When the doors were opened and we were to meet our cadavers for the first time, I went into the lab without a sense of apprehension; I intended to approach my cadaver with some distance and reserve.
However, upon encountering this lifeless body for the first time, I was instead confronted with a morally imposing demand: treat her as if she were still a person, as if she were still alive. I realized that the body, despite the absence of an inner agent, was still a reflection of personhood. The traces of identity in the cadaver that continued to reside in her body even after death, from her polished nails to her golden tooth, were representations of a person who once was. Over the course of the dissections, I would reconstruct who this person may have been using these final artifacts of her existence.
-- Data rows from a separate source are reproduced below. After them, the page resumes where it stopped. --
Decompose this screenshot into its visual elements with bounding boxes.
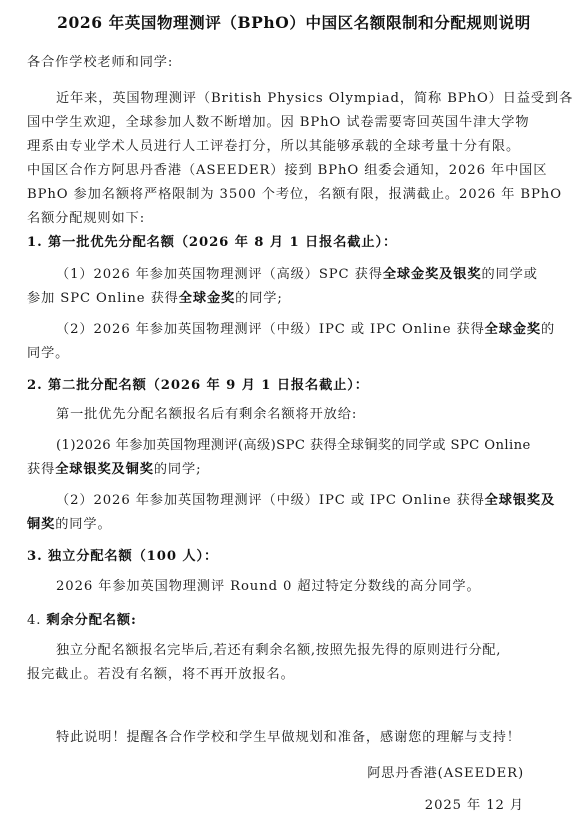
intro-line: 国中学生欢迎，全球参加人数不断增加。因 BPhO 试卷需要寄回英国牛津大学物: [27, 114, 529, 132]
text: （1）2026 年参加英国物理测评（高级）SPC 获得: [56, 267, 383, 282]
section-2-item-1-line-2: 获得全球银奖及铜奖的同学;: [27, 461, 201, 479]
text: （2）2026 年参加英国物理测评（中级）IPC 或 IPC Online 获得: [56, 322, 485, 337]
section-4-text-line: 报完截止。若没有名额，将不再开放报名。: [27, 666, 295, 684]
section-1-item-2-line-1: （2）2026 年参加英国物理测评（中级）IPC 或 IPC Online 获得…: [56, 321, 555, 339]
section-number: 4.: [27, 613, 46, 628]
section-2-item-1-line-1: (1)2026 年参加英国物理测评(高级)SPC 获得全球铜奖的同学或 SPC …: [56, 437, 531, 455]
text: 获得: [27, 462, 55, 477]
section-4-text-line: 独立分配名额报名完毕后,若还有剩余名额,按照先报先得的原则进行分配,: [56, 642, 501, 660]
intro-line: BPhO 参加名额将严格限制为 3500 个考位，名额有限，报满截止。2026 …: [27, 186, 562, 204]
emphasis: 铜奖: [27, 517, 55, 532]
text: 的: [541, 322, 555, 337]
emphasis: 全球金奖: [179, 291, 235, 306]
text: （2）2026 年参加英国物理测评（中级）IPC 或 IPC Online 获得: [56, 493, 485, 508]
intro-line: 理系由专业学术人员进行人工评卷打分，所以其能够承载的全球考量十分有限。: [27, 138, 520, 156]
section-1-item-1-line-2: 参加 SPC Online 获得全球金奖的同学;: [27, 290, 283, 308]
section-2-heading: 2. 第二批分配名额（2026 年 9 月 1 日报名截止）：: [27, 377, 369, 395]
section-2-item-2-line-1: （2）2026 年参加英国物理测评（中级）IPC 或 IPC Online 获得…: [56, 492, 555, 510]
salutation: 各合作学校老师和同学:: [27, 54, 173, 72]
section-1-item-2-line-2: 同学。: [27, 345, 69, 363]
section-3-heading: 3. 独立分配名额（100 人）：: [27, 548, 218, 566]
document-date: 2025 年 12 月: [425, 797, 524, 815]
signature: 阿思丹香港(ASEEDER): [367, 765, 524, 783]
intro-line: 中国区合作方阿思丹香港（ASEEDER）接到 BPhO 组委会通知，2026 年…: [27, 162, 547, 180]
heading-text: 剩余分配名额:: [46, 613, 136, 628]
section-1-heading: 1. 第一批优先分配名额（2026 年 8 月 1 日报名截止）：: [27, 234, 397, 252]
emphasis: 全球银奖及铜奖: [55, 462, 154, 477]
text: 参加 SPC Online 获得: [27, 291, 179, 306]
emphasis: 全球金奖及银奖: [383, 267, 482, 282]
text: 的同学;: [154, 462, 202, 477]
intro-line: 名额分配规则如下:: [27, 210, 145, 228]
section-1-item-1-line-1: （1）2026 年参加英国物理测评（高级）SPC 获得全球金奖及银奖的同学或: [56, 266, 538, 284]
section-3-text: 2026 年参加英国物理测评 Round 0 超过特定分数线的高分同学。: [56, 578, 481, 596]
section-2-item-2-line-2: 铜奖的同学。: [27, 516, 112, 534]
section-4-heading: 4. 剩余分配名额:: [27, 612, 137, 630]
document-page: 2026 年英国物理测评（BPhO）中国区名额限制和分配规则说明 各合作学校老师…: [0, 0, 588, 817]
document-title: 2026 年英国物理测评（BPhO）中国区名额限制和分配规则说明: [0, 11, 588, 33]
emphasis: 全球银奖及: [485, 493, 555, 508]
section-2-intro: 第一批优先分配名额报名后有剩余名额将开放给:: [56, 406, 357, 424]
text: 的同学;: [235, 291, 283, 306]
closing-statement: 特此说明！提醒各合作学校和学生早做规划和准备，感谢您的理解与支持！: [56, 729, 521, 747]
intro-line: 近年来，英国物理测评（British Physics Olympiad，简称 B…: [56, 90, 573, 108]
emphasis: 全球金奖: [485, 322, 541, 337]
text: 的同学。: [55, 517, 111, 532]
text: 的同学或: [481, 267, 537, 282]
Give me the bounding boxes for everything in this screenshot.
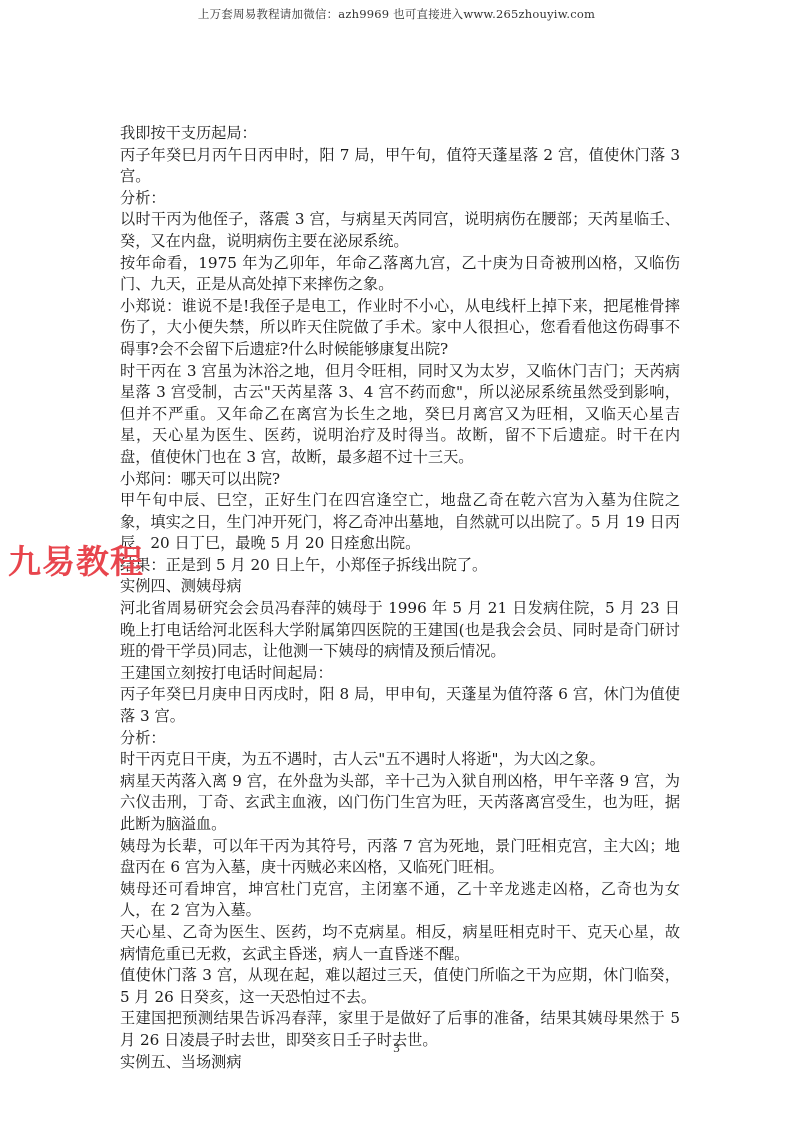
paragraph: 小郑说：谁说不是!我侄子是电工，作业时不小心，从电线杆上掉下来，把尾椎骨摔伤了，… xyxy=(120,296,680,361)
paragraph: 丙子年癸巳月丙午日丙申时，阳 7 局，甲午旬，值符天蓬星落 2 宫，值使休门落 … xyxy=(120,145,680,188)
document-body: 我即按干支历起局： 丙子年癸巳月丙午日丙申时，阳 7 局，甲午旬，值符天蓬星落 … xyxy=(120,123,680,1073)
paragraph: 姨母为长辈，可以年干丙为其符号，丙落 7 宫为死地，景门旺相克宫，主大凶；地盘丙… xyxy=(120,836,680,879)
paragraph: 按年命看，1975 年为乙卯年，年命乙落离九宫，乙十庚为日奇被刑凶格，又临伤门、… xyxy=(120,253,680,296)
paragraph: 分析： xyxy=(120,188,680,210)
paragraph: 结果：正是到 5 月 20 日上午，小郑侄子拆线出院了。 xyxy=(120,555,680,577)
paragraph: 病星天芮落入离 9 宫，在外盘为头部，辛十己为入狱自刑凶格，甲午辛落 9 宫，为… xyxy=(120,771,680,836)
paragraph: 天心星、乙奇为医生、医药，均不克病星。相反，病星旺相克时干、克天心星，故病情危重… xyxy=(120,922,680,965)
paragraph: 丙子年癸巳月庚申日丙戌时，阳 8 局，甲申旬，天蓬星为值符落 6 宫，休门为值使… xyxy=(120,684,680,727)
paragraph: 甲午旬中辰、巳空，正好生门在四宫逢空亡，地盘乙奇在乾六宫为入墓为住院之象，填实之… xyxy=(120,490,680,555)
section-heading: 实例四、测姨母病 xyxy=(120,576,680,598)
paragraph: 时干丙克日干庚，为五不遇时，古人云"五不遇时人将逝"，为大凶之象。 xyxy=(120,749,680,771)
paragraph: 值使休门落 3 宫，从现在起，难以超过三天，值使门所临之干为应期，休门临癸，5 … xyxy=(120,965,680,1008)
page-header-banner: 上万套周易教程请加微信：azh9969 也可直接进入www.265zhouyiw… xyxy=(0,6,793,22)
paragraph: 河北省周易研究会会员冯春萍的姨母于 1996 年 5 月 21 日发病住院，5 … xyxy=(120,598,680,663)
paragraph: 姨母还可看坤宫，坤宫杜门克宫，主闭塞不通，乙十辛龙逃走凶格，乙奇也为女人，在 2… xyxy=(120,879,680,922)
paragraph: 王建国立刻按打电话时间起局： xyxy=(120,663,680,685)
paragraph: 分析： xyxy=(120,728,680,750)
paragraph: 时干丙在 3 宫虽为沐浴之地，但月令旺相，同时又为太岁，又临休门吉门；天芮病星落… xyxy=(120,361,680,469)
paragraph: 小郑问：哪天可以出院? xyxy=(120,469,680,491)
paragraph: 以时干丙为他侄子，落震 3 宫，与病星天芮同宫，说明病伤在腰部；天芮星临壬、癸，… xyxy=(120,209,680,252)
watermark-logo: 九易教程 xyxy=(8,542,144,582)
paragraph: 我即按干支历起局： xyxy=(120,123,680,145)
page-number: 3 xyxy=(0,1040,793,1056)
Learning about each section of my cadaver’s body felt like a story that did not unfold by the standard flow of time from past to present; instead, the story was already revealed in its fullness from the very beginning. The timeline of this story was laid out before me in her body, and I could relive any part of it as if I were recalling a memory of her life. When I dissected the muscles of her legs, I pictured the athlete she may have been in her youth. When I discovered her golden tooth, I imagined the slow decay of her body in her old age. With each dissection, I felt as if I jumped back and forth between such moments, guided by the cadaver as an emissary of her own past. Throughout the course of my time with her, I often found myself excited to return to the anatomy lab so that I could again reach back in time to relive stories of old.
In those mere hours I spent with the cadaver, I felt like I had observed the passing of a lifetime. I felt as if I had witnessed moments of her life, but I was unable to experience them with her. I suffered a sense of loss from being deprived of having a place in her story.
Against this sorrow, I considered other moments in my life when I experienced similar dilations of time and subsequent feelings of loss. For example, reunions with old friends and family members were tinged with sadness, for we had separate paths to travel. Revisiting places where I lived long ago stirred a sense of nostalgia that was painful, as I realized that the world I once knew no longer existed. In these dilations of time, I discovered that life has moved on in my absence. I discovered that family, friends, and places have changed — or perhaps even that I have changed.
This feeling of loss and subsequent reflection revealed to me something fundamental about how I experience time in my own life. As I depart the anatomy lab, I stand on the shores of time’s river and gaze into the clear water’s surface. In it, I see a reflection of growth and of internal transformation — a reflection not of who I was but of who I have become. I emerge not only learned in anatomy but also with insight into the impact that individuals can have on one another.
Relationships have the power to carve riverbeds into our inner selves, transforming us as they flow in and out of our lives. The anatomy lab demonstrated that human relationships can be entwined not only in life but even after death. This experience from which I expected to find little meaning was instead spiritually seismic. I had changed dramatically ever since the day I met my cadaver, and, as a result, I came out of the anatomy lab as someone different from the person who entered it.